The show was produced by NBC Enterprises and MGM Worldwide Television Group, and during development was under the title of B.A.I.T.

The women used martial arts and hand-to-hand combat as fighting skills. No guns were used as weapons.

==Writing==
"I was looking to do Lethal Weapon or Rush Hour with women." - Vince Manze

She Spies had very strong comedic and chick flick elements which in many instances proved even more relevant to the storytelling than the spy-related situations and gadgets themselves. The type of humor changed markedly from season one to season two, with the former containing much self-referential humor and breaking of the "fourth wall", while both these elements were removed in season two.

==Casting==
Natasha Henstridge, who played Cassie, wasn't keen to sign up for the show as she was not interested in the same old "three spies" story, but the makers convinced her that the show would be planned as a spoof, have many comedy elements and no drama like Charlie's Angels.

==Release==
NBC scheduled a showing of Species as a lead-in before the premiere.

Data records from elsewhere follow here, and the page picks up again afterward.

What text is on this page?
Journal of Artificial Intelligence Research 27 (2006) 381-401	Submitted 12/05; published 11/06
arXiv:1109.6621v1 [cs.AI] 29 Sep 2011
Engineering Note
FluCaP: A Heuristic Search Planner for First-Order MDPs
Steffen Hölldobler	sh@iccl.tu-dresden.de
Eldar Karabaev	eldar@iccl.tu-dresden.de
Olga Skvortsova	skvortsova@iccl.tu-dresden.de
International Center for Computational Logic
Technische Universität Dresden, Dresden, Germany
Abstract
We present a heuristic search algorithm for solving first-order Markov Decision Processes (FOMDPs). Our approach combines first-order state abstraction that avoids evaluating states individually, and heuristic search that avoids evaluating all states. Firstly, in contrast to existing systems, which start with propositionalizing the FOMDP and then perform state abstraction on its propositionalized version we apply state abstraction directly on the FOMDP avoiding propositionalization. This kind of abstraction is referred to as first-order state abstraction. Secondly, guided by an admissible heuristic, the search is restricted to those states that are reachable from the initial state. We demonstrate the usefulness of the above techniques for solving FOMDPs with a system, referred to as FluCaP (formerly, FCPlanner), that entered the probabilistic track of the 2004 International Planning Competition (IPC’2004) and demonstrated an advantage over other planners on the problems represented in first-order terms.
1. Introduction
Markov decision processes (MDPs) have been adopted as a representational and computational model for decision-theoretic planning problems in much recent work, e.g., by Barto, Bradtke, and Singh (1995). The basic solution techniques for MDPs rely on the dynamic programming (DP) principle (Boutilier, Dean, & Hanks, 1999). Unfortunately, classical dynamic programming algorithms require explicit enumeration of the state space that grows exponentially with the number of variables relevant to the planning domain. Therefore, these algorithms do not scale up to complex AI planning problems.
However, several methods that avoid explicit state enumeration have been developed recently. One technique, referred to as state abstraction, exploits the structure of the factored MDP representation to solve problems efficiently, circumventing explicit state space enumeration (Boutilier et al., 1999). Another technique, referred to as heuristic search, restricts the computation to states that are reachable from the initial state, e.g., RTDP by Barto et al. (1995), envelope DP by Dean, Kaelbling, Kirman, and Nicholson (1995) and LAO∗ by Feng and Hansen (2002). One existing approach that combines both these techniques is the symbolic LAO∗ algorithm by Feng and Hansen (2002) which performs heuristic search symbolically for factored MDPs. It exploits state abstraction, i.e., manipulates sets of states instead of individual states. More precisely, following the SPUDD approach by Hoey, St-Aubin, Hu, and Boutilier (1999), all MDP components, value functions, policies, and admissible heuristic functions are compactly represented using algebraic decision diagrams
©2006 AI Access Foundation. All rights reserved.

From Saturday, 20 July 2002, at 10 p.m., and then for a total of four consecutive weeks, NBC broadcast She Spies. It did not air on NBC in the fall, but went into first-run syndication, on 30 September 2002, a partnership of NBC Enterprises and MGM Television.

==Reception==
"following the departure of Pamela Anderson’s V.I.P., and this could certainly satiate the guys looking for sarcasm, short skirts and chicanery. Show attempts to be to Charlie's Angels what the Leslie Nielsen starrer Police Squad was to cop shows"

==Episodes==

| Season | Episodes |  | Originally released |  |
| First released | Last released |
| 1 | 20 |  | July 20, 2002 | May 10, 2003 |
| 2 | 20 |  | September 20, 2003 | May 15, 2004 |

==Home media==
She Spies: The Complete First Season was released on March 14, 2006, by MGM Home Entertainment in a 4-DVD set.